Quale contraltare dell’estensione temporale dell’agevolazione è stata, però, eliminata la maggiorazione dell’agevolazione per gli investimenti con risparmio energetico.

Pertanto, resta in vigore la sola previsione secondo la quale il credito spetta nella misura del:

  • 180% per gli investimenti fino a 2,5 milioni di euro;
  • 100% per gli investimenti oltre 2,5 milioni di euro e fino a 10 milioni di euro;
  • 50% per gli investimenti oltre 10 milioni di euro e fino a 20 milioni di euro.

Di conseguenza, venire meno la previsione secondo la quale misura dell’agevolazione aumenta al 220%, 140% e 90%, nel caso di investimenti finalizzati alla realizzazione di obiettivi di transizione ecologica, compresa la riduzione dei consumi energetici della struttura produttiva cui si riferisce l’investimento, non inferiore al 3% o, in alternativa, la riduzione dei consumi energetici dei processi interessati dall’investimento non inferiore al 5%.

Non solo, ma non sono più considerati agevolabili i moduli fotovoltaici prodotti negli Stati membri dell’Unione europea con un’efficienza a livello di modulo almeno pari al 21,5%.

Sono agevolabili esclusivamente i moduli fotovoltaici con celle, entrambi prodotti negli Stati membri dell’Ue, con un’efficienza a livello di cella almeno pari al 23,5% e i moduli prodotti negli Stati membri dell’Ue composti da celle bifacciali a eterogiunzione di silicio o tandem prodotti nell’Ue con un’efficienza di cella almeno pari al 24%.
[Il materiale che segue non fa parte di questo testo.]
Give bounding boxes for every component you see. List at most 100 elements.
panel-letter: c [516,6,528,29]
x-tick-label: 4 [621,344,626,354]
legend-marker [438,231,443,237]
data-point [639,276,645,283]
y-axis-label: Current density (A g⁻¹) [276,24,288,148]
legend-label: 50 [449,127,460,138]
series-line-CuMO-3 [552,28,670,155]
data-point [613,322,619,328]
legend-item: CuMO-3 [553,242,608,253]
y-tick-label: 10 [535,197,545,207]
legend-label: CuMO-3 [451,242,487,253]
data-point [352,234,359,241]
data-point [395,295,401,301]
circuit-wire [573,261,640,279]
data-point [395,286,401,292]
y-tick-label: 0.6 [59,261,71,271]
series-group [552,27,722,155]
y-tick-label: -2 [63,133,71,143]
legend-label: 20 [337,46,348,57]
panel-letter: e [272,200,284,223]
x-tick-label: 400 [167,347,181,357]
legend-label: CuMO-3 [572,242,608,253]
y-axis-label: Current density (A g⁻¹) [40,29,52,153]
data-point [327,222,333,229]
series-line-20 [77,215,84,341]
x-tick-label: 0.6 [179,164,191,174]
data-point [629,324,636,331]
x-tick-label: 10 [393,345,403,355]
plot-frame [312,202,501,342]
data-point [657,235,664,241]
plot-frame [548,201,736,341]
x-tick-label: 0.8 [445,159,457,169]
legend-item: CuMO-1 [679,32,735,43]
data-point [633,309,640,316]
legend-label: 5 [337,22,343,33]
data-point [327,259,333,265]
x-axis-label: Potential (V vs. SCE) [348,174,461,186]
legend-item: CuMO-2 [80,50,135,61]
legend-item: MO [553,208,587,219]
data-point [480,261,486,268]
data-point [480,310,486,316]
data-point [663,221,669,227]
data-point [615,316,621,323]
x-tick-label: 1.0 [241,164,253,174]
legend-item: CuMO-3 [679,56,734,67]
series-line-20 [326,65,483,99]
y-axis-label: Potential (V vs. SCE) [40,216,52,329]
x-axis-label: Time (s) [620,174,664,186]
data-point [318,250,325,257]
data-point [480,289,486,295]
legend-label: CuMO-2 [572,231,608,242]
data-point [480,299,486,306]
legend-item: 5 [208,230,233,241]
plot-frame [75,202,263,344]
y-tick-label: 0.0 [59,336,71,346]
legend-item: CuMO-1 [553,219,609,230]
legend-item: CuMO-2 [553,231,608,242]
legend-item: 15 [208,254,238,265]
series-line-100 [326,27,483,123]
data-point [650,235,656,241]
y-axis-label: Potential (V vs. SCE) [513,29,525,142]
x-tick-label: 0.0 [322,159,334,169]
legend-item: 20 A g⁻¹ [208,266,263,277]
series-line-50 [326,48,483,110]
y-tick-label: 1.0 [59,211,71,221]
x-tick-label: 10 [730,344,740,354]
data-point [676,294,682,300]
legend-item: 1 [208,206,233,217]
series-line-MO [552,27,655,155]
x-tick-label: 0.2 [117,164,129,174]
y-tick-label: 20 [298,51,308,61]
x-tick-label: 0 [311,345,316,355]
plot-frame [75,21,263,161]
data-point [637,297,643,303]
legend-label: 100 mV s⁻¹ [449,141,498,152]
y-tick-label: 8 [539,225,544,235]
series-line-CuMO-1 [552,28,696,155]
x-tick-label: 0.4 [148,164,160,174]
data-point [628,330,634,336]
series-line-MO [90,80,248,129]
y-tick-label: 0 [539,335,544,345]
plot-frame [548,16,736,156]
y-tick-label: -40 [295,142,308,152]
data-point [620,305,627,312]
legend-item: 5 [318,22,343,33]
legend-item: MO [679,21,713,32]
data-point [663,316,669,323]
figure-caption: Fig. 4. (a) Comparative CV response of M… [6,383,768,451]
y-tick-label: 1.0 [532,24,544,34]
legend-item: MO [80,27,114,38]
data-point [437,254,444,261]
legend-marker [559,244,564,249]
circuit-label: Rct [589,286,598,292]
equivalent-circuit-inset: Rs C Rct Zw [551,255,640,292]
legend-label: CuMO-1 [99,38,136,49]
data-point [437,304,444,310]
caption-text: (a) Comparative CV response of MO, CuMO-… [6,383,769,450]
Sempre con riferimento al perimetro oggettivo di applicazione dell’agevolazione, sono  riformulati gli elenchi contenuti negli allegati A e B alla Legge n. 232/2016, i quali sono stati aggiornati per tener conto dell’evoluzione tecnologica degli ultimi anni.

Sono ricompresi nel perimetro agevolatici l’intelligenza artificiale generativa, i Large language models, le piattaforme di digital twin conformi alla Iso 23247, i sistemi di cybersecurity Ot/It allineati alla direttiva Nis 2, le soluzioni per il Digital product passport.

Altra novità significativa introdotta, con riferimento all’oggetto della misura in parola è la previsione che subordina il riconoscimento dell’agevolazione al fatto che i beni oggetto di investimento siano prodotti in Stati membri UE o aderenti allo SEE.

L’obiettivo di tale modifica è quello di sostenere la base industriale continentale, sebbene non si possa non rilevare qualche perplessità in ordine alle difficoltà operative che ciò potrà comportare.

Infatti, per i beni materiali, il vincolo dell’origine UE o SEE appare di difficile gestione in alcune filiere dal momento che la componentistica elettronica, la robotica avanzata e l’automazione industriale vedono una produzione europea limitata, con possibili incrementi di costo che potrebbero avere degli effetti penalizzanti in termini di concreto vantaggio fiscale.

Alle medesime conclusioni di giunge anche per quel che attiene ai beni di cui all’allegato B, soprattutto se si considera che applicare un criterio di origine geografica a piattaforme di intelligenza artificiale, sistemi Llm o soluzioni di cybersecurity appare un esercizio difficile o quasi del tutto impossibile.

Infine, si segnala la modifica alla disciplina relativa alla determinazione degli acconti, prevedendo che la determinazione dell’acconto dovuto per il periodo d’imposta in corso al 31 dicembre 2026 è effettuata “senza tener conto delle disposizioni in commento.